Wednesday, February 3, 2010

About today...

So, today hasn't been the best of days. Kinda rough. Some really good parts too. But it's funny how the bad can overwhelm the good.

It started out this morning by having to get up way to early, leaving the warm, strong, safe arms of my darling Forest. After getting ready, and running almost out of time, I left the house for a 60+ mile trip to New Hope, Alabama. For those of you not familiar with New Hope, it's a tiny little town, way far out of the way, that happens to have a high school. As part of my teacher training this semester, I must observe the way a specific teacher, who I was assigned to, teaches. I have to have logged at least 50 hours of observations before this semester is over. I don't mind. I rather like it. But the drive is rough.

I get to high school and found out that one of my teachers isn't feeling well and is cranky and the other is out sick and has a sub. Didn't make for a good day of insightful, reflective observing. But I did it anyway.

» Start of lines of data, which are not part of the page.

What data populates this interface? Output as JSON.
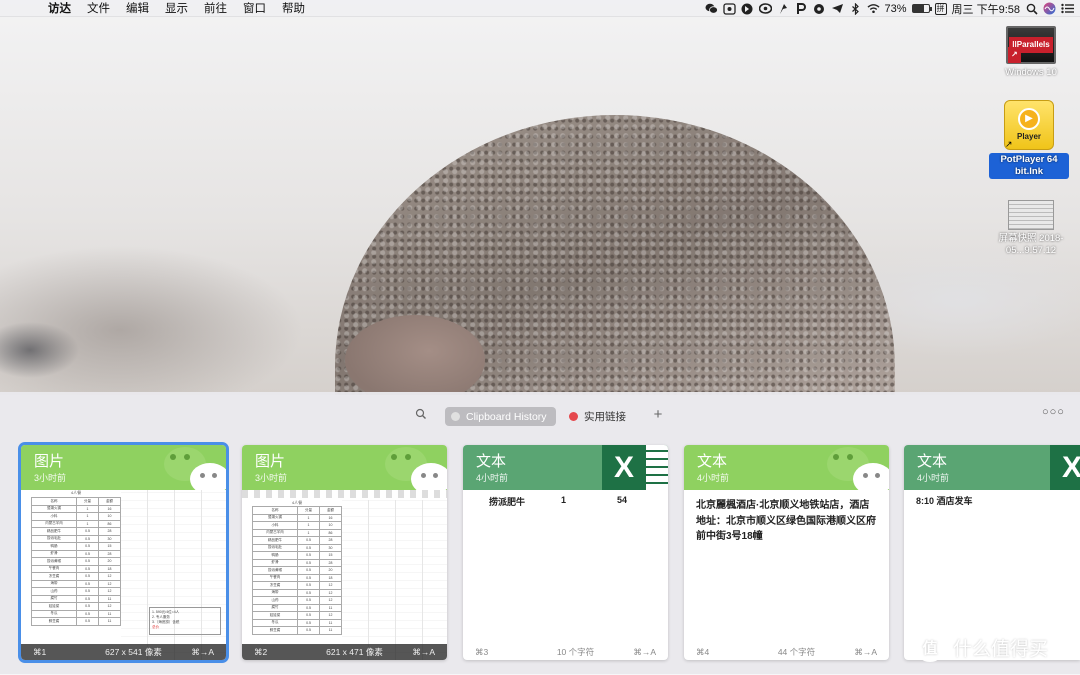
{
  "menubar": {
    "apple": "",
    "items": [
      "访达",
      "文件",
      "编辑",
      "显示",
      "前往",
      "窗口",
      "帮助"
    ],
    "battery_percent": "73%",
    "battery_level": 0.73,
    "clock": "周三 下午9:58",
    "status_icons": [
      "wechat-icon",
      "screenshot-icon",
      "evernote-icon",
      "creative-cloud-icon",
      "shortcut-icon",
      "p-icon",
      "nut-icon",
      "telegram-icon",
      "bluetooth-icon",
      "wifi-icon",
      "battery-icon",
      "input-method-icon",
      "search-icon",
      "siri-icon",
      "notification-icon"
    ],
    "input_method": "拼"
  },
  "desktop": {
    "icons": [
      {
        "label": "Windows 10",
        "badge": "||Parallels"
      },
      {
        "label": "PotPlayer 64 bit.lnk",
        "badge": "Player"
      },
      {
        "label": "屏幕快照 2018-05...9.57.12"
      }
    ]
  },
  "paste": {
    "pinboards": {
      "history": "Clipboard History",
      "links": "实用链接",
      "links_color": "#e5484d"
    },
    "cards": [
      {
        "type": "图片",
        "time": "3小时前",
        "color": "#8fd160",
        "shortcut": "⌘1",
        "meta": "627 x 541 像素",
        "action": "⌘→A",
        "sheet_caption": "4人餐",
        "sheet_headers": [
          "名称",
          "分量",
          "金额"
        ],
        "sheet_rows": [
          [
            "鹭湖火锅",
            "1",
            "16"
          ],
          [
            "小料",
            "1",
            "10"
          ],
          [
            "内蒙古羊肉",
            "1",
            "86"
          ],
          [
            "精品肥牛",
            "0.5",
            "28"
          ],
          [
            "捞派毛肚",
            "0.5",
            "30"
          ],
          [
            "鸭肠",
            "0.5",
            "15"
          ],
          [
            "虾滑",
            "0.5",
            "28"
          ],
          [
            "捞派黄喉",
            "0.5",
            "20"
          ],
          [
            "午餐肉",
            "0.5",
            "18"
          ],
          [
            "冻豆腐",
            "0.5",
            "12"
          ],
          [
            "海带",
            "0.5",
            "12"
          ],
          [
            "山药",
            "0.5",
            "12"
          ],
          [
            "腐竹",
            "0.5",
            "11"
          ],
          [
            "娃娃菜",
            "0.5",
            "12"
          ],
          [
            "冬瓜",
            "0.5",
            "11"
          ],
          [
            "鲜豆腐",
            "0.5",
            "11"
          ]
        ],
        "note": [
          "1. 590元/4位=4人",
          "2. 专人服务",
          "3.（海底捞）含税"
        ],
        "note_red": "总价"
      },
      {
        "type": "图片",
        "time": "3小时前",
        "color": "#8fd160",
        "shortcut": "⌘2",
        "meta": "621 x 471 像素",
        "action": "⌘→A",
        "sheet_caption": "4人餐"
      },
      {
        "type": "文本",
        "time": "4小时前",
        "color": "#5aa573",
        "shortcut": "⌘3",
        "meta": "10 个字符",
        "action": "⌘→A",
        "cells": [
          "捞派肥牛",
          "1",
          "54"
        ]
      },
      {
        "type": "文本",
        "time": "4小时前",
        "color": "#8fd160",
        "shortcut": "⌘4",
        "meta": "44 个字符",
        "action": "⌘→A",
        "text": "北京麗楓酒店·北京顺义地铁站店，酒店地址：北京市顺义区绿色国际港顺义区府前中街3号18幢"
      },
      {
        "type": "文本",
        "time": "4小时前",
        "color": "#5aa573",
        "text": "8:10 酒店发车"
      }
    ]
  },
  "watermark": {
    "logo": "值",
    "text": "什么值得买"
  }
}
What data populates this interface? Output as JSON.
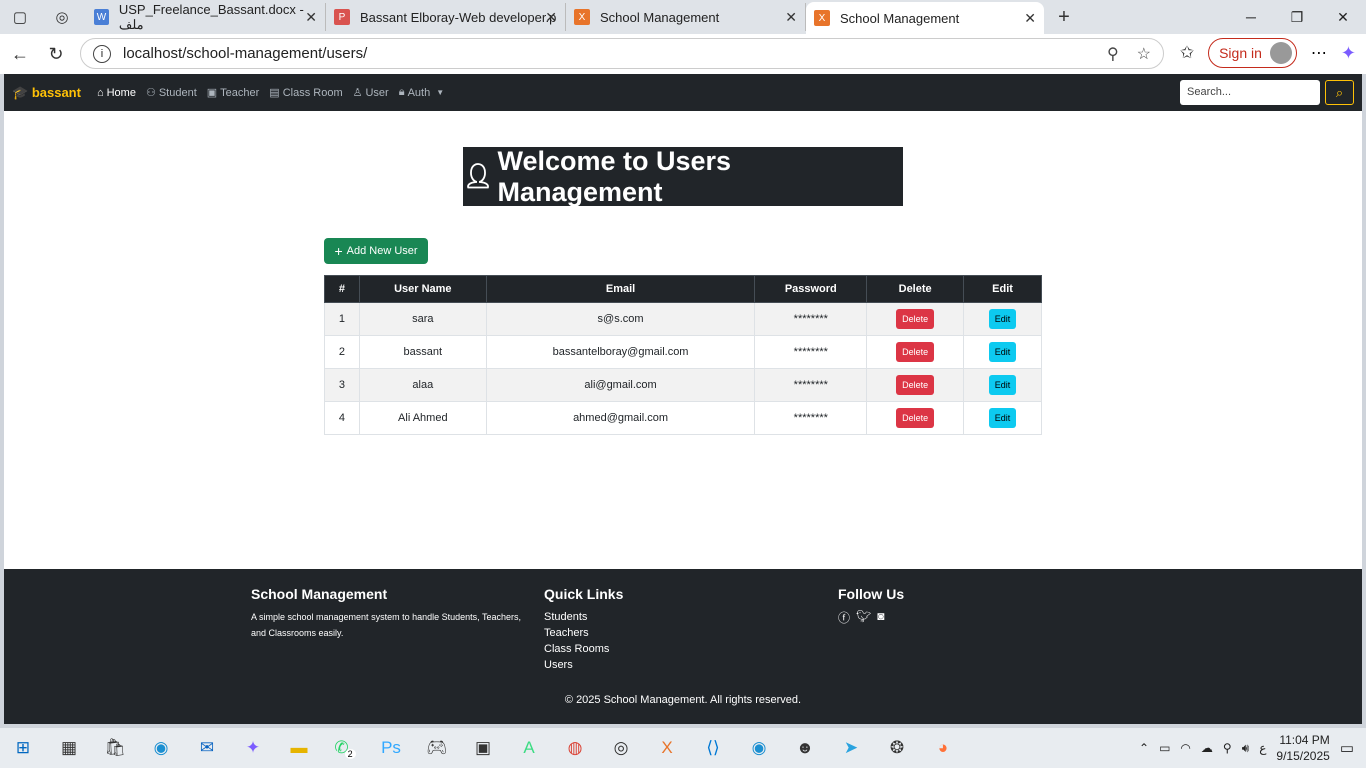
{
  "browser": {
    "tabs": [
      {
        "title": "USP_Freelance_Bassant.docx - ملف",
        "fav": "W",
        "color": "#4a7fd6"
      },
      {
        "title": "Bassant Elboray-Web developer.p",
        "fav": "P",
        "color": "#d9534f"
      },
      {
        "title": "School Management",
        "fav": "X",
        "color": "#e8742a"
      },
      {
        "title": "School Management",
        "fav": "X",
        "color": "#e8742a"
      }
    ],
    "url": "localhost/school-management/users/",
    "signin": "Sign in"
  },
  "navbar": {
    "brand": "bassant",
    "items": [
      "Home",
      "Student",
      "Teacher",
      "Class Room",
      "User",
      "Auth"
    ],
    "search_placeholder": "Search..."
  },
  "main": {
    "title": "Welcome to Users Management",
    "add_button": "Add New User",
    "columns": [
      "#",
      "User Name",
      "Email",
      "Password",
      "Delete",
      "Edit"
    ],
    "rows": [
      {
        "id": "1",
        "name": "sara",
        "email": "s@s.com",
        "password": "********"
      },
      {
        "id": "2",
        "name": "bassant",
        "email": "bassantelboray@gmail.com",
        "password": "********"
      },
      {
        "id": "3",
        "name": "alaa",
        "email": "ali@gmail.com",
        "password": "********"
      },
      {
        "id": "4",
        "name": "Ali Ahmed",
        "email": "ahmed@gmail.com",
        "password": "********"
      }
    ],
    "delete_label": "Delete",
    "edit_label": "Edit"
  },
  "footer": {
    "col1_title": "School Management",
    "col1_text": "A simple school management system to handle Students, Teachers, and Classrooms easily.",
    "col2_title": "Quick Links",
    "links": [
      "Students",
      "Teachers",
      "Class Rooms",
      "Users"
    ],
    "col3_title": "Follow Us",
    "copyright": "© 2025 School Management. All rights reserved."
  },
  "taskbar": {
    "time": "11:04 PM",
    "date": "9/15/2025",
    "lang": "ع",
    "whatsapp_badge": "2"
  }
}
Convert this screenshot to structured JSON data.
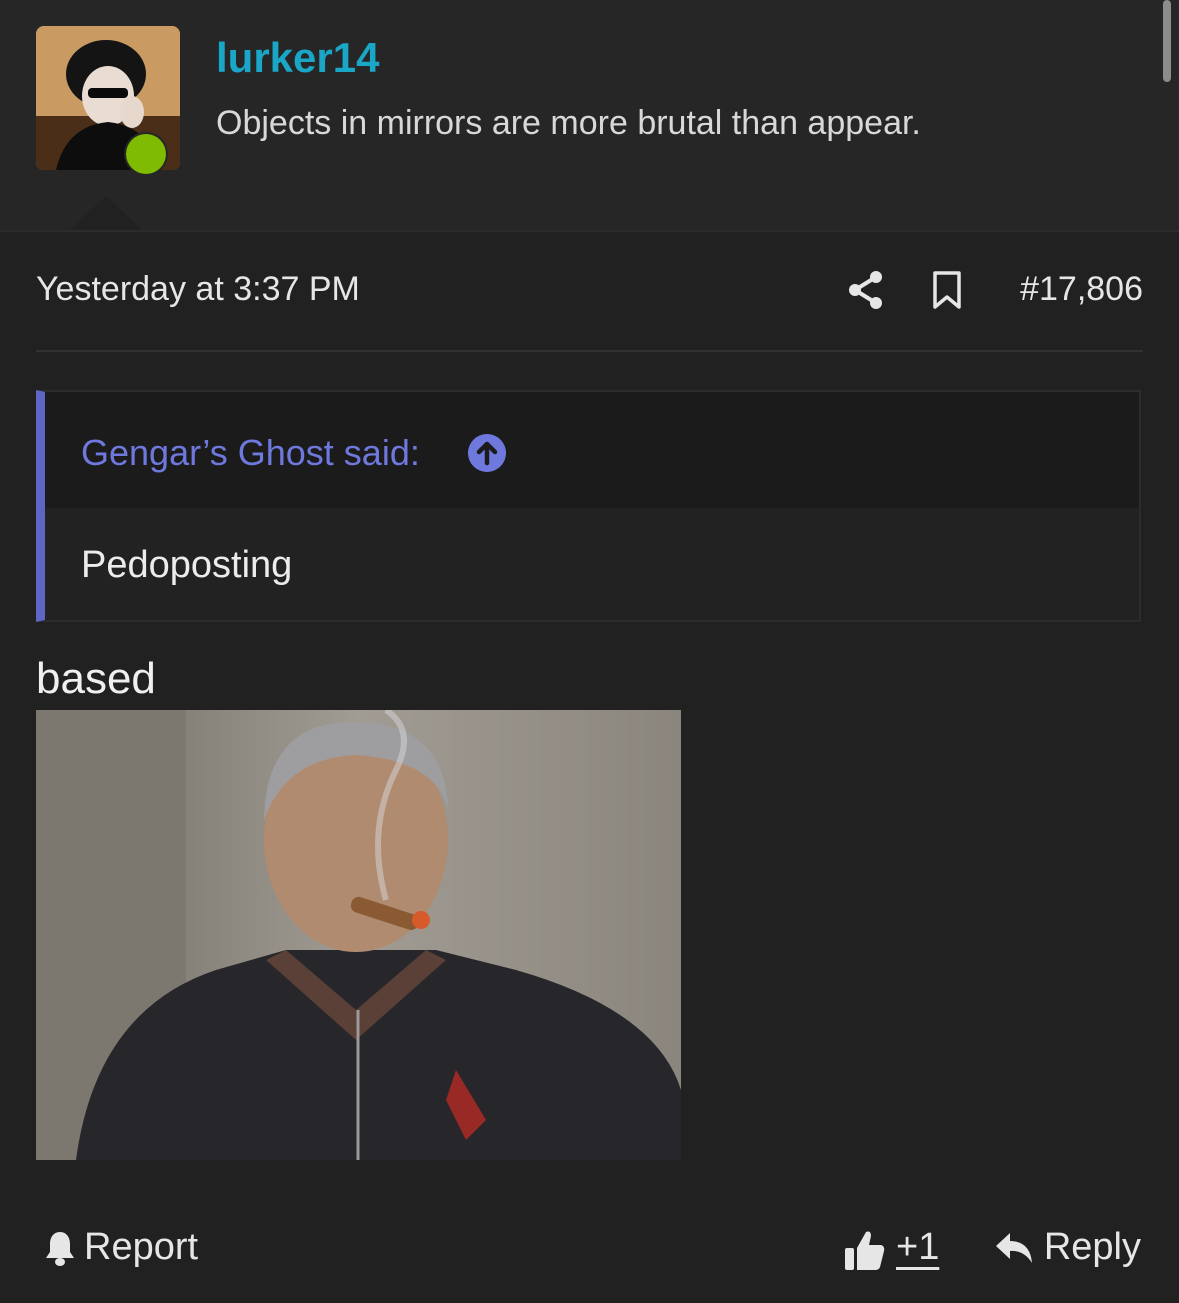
{
  "user": {
    "name": "lurker14",
    "title": "Objects in mirrors are more brutal than appear.",
    "status": "online"
  },
  "post": {
    "timestamp": "Yesterday at 3:37 PM",
    "number": "#17,806",
    "text": "based",
    "image_alt": "Photo of a man in a dark zip-up sweater smoking a cigar"
  },
  "quote": {
    "author": "Gengar’s Ghost said:",
    "text": "Pedoposting"
  },
  "actions": {
    "report": "Report",
    "like_count": "+1",
    "reply": "Reply"
  },
  "colors": {
    "background": "#212121",
    "username": "#1aa7c7",
    "quote_accent": "#5d66c4",
    "online": "#7fbb00"
  },
  "icons": [
    "share-icon",
    "bookmark-icon",
    "arrow-up-circle-icon",
    "bell-icon",
    "thumbs-up-icon",
    "reply-arrow-icon"
  ]
}
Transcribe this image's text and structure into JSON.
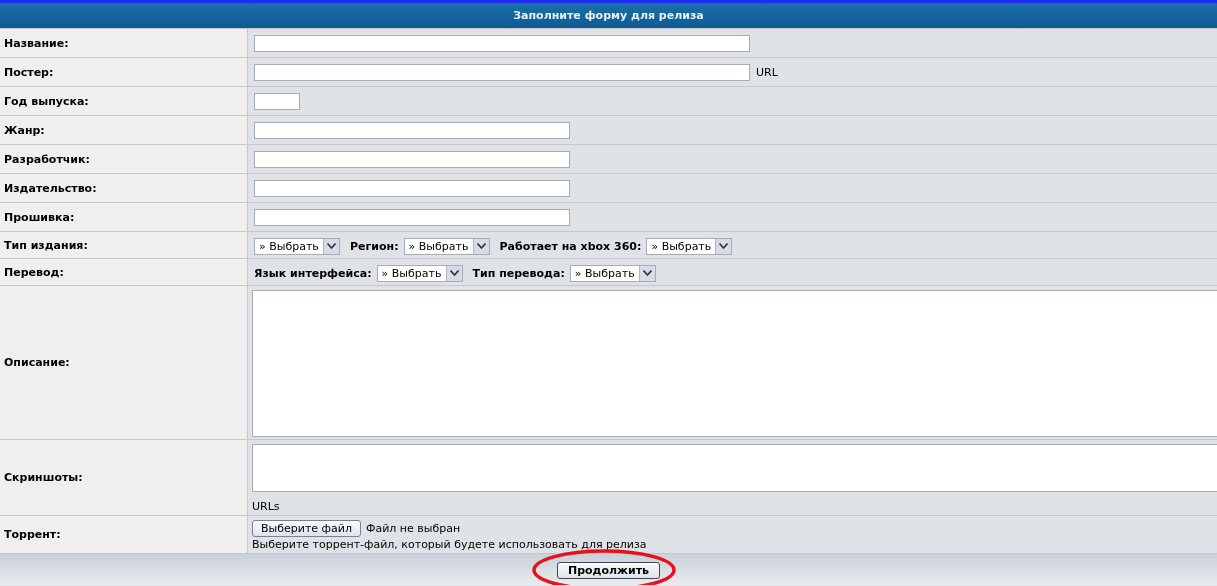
{
  "form": {
    "title": "Заполните форму для релиза",
    "rows": [
      {
        "kind": "longline",
        "label": "Название:"
      },
      {
        "kind": "longline",
        "label": "Постер:",
        "suffix": "URL"
      },
      {
        "kind": "tinyline",
        "label": "Год выпуска:"
      },
      {
        "kind": "midline",
        "label": "Жанр:"
      },
      {
        "kind": "midline",
        "label": "Разработчик:"
      },
      {
        "kind": "midline",
        "label": "Издательство:"
      },
      {
        "kind": "midline",
        "label": "Прошивка:"
      },
      {
        "kind": "selects",
        "label": "Тип издания:",
        "selects": [
          {
            "value": "» Выбрать"
          },
          {
            "label": "Регион:",
            "value": "» Выбрать"
          },
          {
            "label": "Работает на xbox 360:",
            "value": "» Выбрать"
          }
        ]
      },
      {
        "kind": "selects",
        "label": "Перевод:",
        "selects": [
          {
            "label": "Язык интерфейса:",
            "value": "» Выбрать"
          },
          {
            "label": "Тип перевода:",
            "value": "» Выбрать"
          }
        ]
      },
      {
        "kind": "bigarea",
        "label": "Описание:"
      },
      {
        "kind": "smallarea",
        "label": "Скриншоты:",
        "note": "URLs"
      },
      {
        "kind": "file",
        "label": "Торрент:",
        "button": "Выберите файл",
        "status": "Файл не выбран",
        "note": "Выберите торрент-файл, который будете использовать для релиза"
      }
    ],
    "submit": {
      "label": "Продолжить",
      "highlighted": true
    }
  }
}
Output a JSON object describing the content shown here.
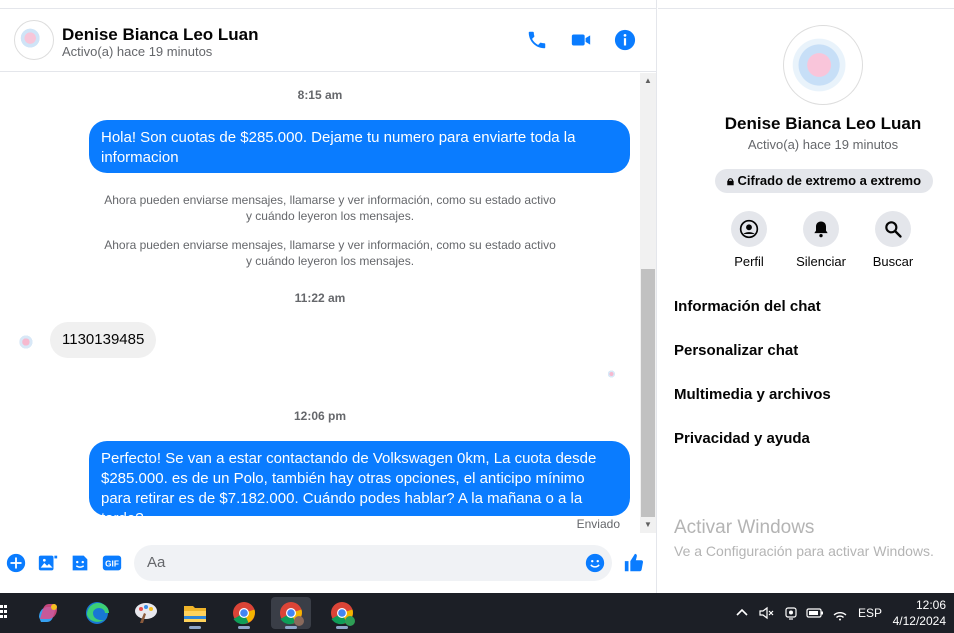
{
  "header": {
    "name": "Denise Bianca Leo Luan",
    "status": "Activo(a) hace 19 minutos"
  },
  "messages": {
    "ts1": "8:15 am",
    "out1": "Hola! Son cuotas de $285.000. Dejame tu numero para enviarte toda la informacion",
    "sys1": "Ahora pueden enviarse mensajes, llamarse y ver información, como su estado activo y cuándo leyeron los mensajes.",
    "sys2": "Ahora pueden enviarse mensajes, llamarse y ver información, como su estado activo y cuándo leyeron los mensajes.",
    "ts2": "11:22 am",
    "in1": "1130139485",
    "ts3": "12:06 pm",
    "out2": "Perfecto!  Se van a estar contactando de Volkswagen 0km, La cuota desde $285.000. es de un Polo, también hay otras opciones, el anticipo mínimo para retirar es de $7.182.000. Cuándo podes hablar? A la mañana o a la tarde?",
    "sent_label": "Enviado"
  },
  "composer": {
    "placeholder": "Aa"
  },
  "info": {
    "name": "Denise Bianca Leo Luan",
    "status": "Activo(a) hace 19 minutos",
    "e2e": "Cifrado de extremo a extremo",
    "actions": [
      "Perfil",
      "Silenciar",
      "Buscar"
    ],
    "menu": [
      "Información del chat",
      "Personalizar chat",
      "Multimedia y archivos",
      "Privacidad y ayuda"
    ]
  },
  "watermark": {
    "line1": "Activar Windows",
    "line2": "Ve a Configuración para activar Windows."
  },
  "taskbar": {
    "lang": "ESP",
    "time": "12:06",
    "date": "4/12/2024"
  },
  "colors": {
    "accent": "#0a7cff",
    "taskbar": "#1c1f26"
  }
}
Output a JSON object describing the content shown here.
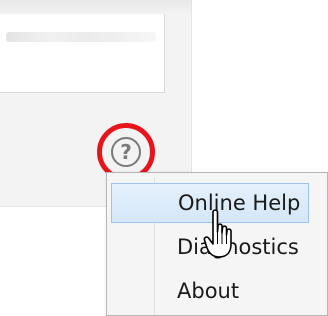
{
  "help": {
    "icon_glyph": "?",
    "icon": "question-circle-icon",
    "highlight_color": "#e8141b"
  },
  "menu": {
    "items": [
      {
        "label": "Online Help",
        "highlighted": true
      },
      {
        "label": "Diagnostics",
        "highlighted": false
      },
      {
        "label": "About",
        "highlighted": false
      }
    ]
  },
  "cursor": {
    "icon": "hand-pointer-icon"
  },
  "colors": {
    "menu_highlight": "#d4e6f8",
    "menu_highlight_border": "#9cc4ea",
    "panel_background": "#f3f3f3"
  }
}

Big plus of being a student observer, I get to sit at the teacher's table at lunch. It is as magical as I always thought it was!

Well almost. Sitting with the teachers means you have to listen to the teachers and they are not always nice. I listened to a lot of discouraging stuff today. I attempted to change the subject and say positive things, but people would rather listen to bad things. So that was stinky.

But I got to leave after lunch! And instead of just going and sitting around waiting for class, I went to surprise mom at work! She gave me coffee, told me good things, we played with a silly little questionnaire from my darling, crazy Aunt Blynda, and just generally had a great time. It's so cool to have a mom and a friend all wrapped up in one!

I had to leave to get back to UAH to meet up with my partner so we could get started on a project~he stood me up. While I was waiting for him, I ran into another classmate who told me that our class was cancelled tonight. An email had been sent out but I hadn't had the time to check it all day. First, knee-jerk reaction: wohoo! no class! get to go home early! But that happy thought imediately left. We didn't have class because my profesor's 26 year old son, Patrick, died today. We were told by other professors that it was sudden and tragic, but they couldn't tell us anything else. Dr. Gail Pritchard and her family immediately went to the top of my prayer list.

Minutes after getting the news, mom called me. I told her about Dr. Pritchard and the family was added to the prayer list. Then she asked me if I knew someone, Mr. Rushton. Well yeah. He was my eighth grade history teacher. An amazing teacher. One of the teachers in my past who influenced me to be a teacher so I could be as good as him. He died today. I know that I have to work even harder now to ensure that I keep his memory alive by being an excellent teacher.

Time to cool down. Stopped by one of my favorite professors room to she if she was still around to chat with. Dr. Monica Dillihunt is great. Easy to talk to. Funny. Compassionate. And just good to be around. While we were talking, her cell phone rang. It was her sister. I asked if she needed to take it and offered to leave, but she said it wasn't a big deal. So we kept on chatting away for a while longer, then parted so she could finish her work and I could go home to do homework.

While I was trying to leave, a classmate who hadn't received the email came bounding up to me, ready for class. I passed the news on to her and stood around awhile talking. She asked if I wasn't busy, could I check over some work of hers. I didn't have a problem with that and we went into the classroom. So I helped her with some things that she didn't quite understand. In the back of my head, I was thinking that I should be o the road, heading towards home. But I'm glad that I wasn't. Dr. Dillihunt must have heard my voice from down the hall. She came into the room, put her head on my shoulder, and being who I am, I just hugged her. She half whispered in my ear that her sister had called because her cousin , a young man named Rodie, had died suddenly and tragically. I just kept on hugging her til she finally pulled away. She asked for my prayers, and I promised them.

I left the building shortly thereafter, afraid that more bad news might come my way.

My heart is heavy tonight.
My prayers are many.

I'll try to not forget some of the good parts of the day.
But I won't forget the bad parts either. As self-centered as it may be, those parts help me remember all that is good in my life.

Thank you God for all you have given me. And please let the grieving, sorrowful, and needy feel your comfort and grace.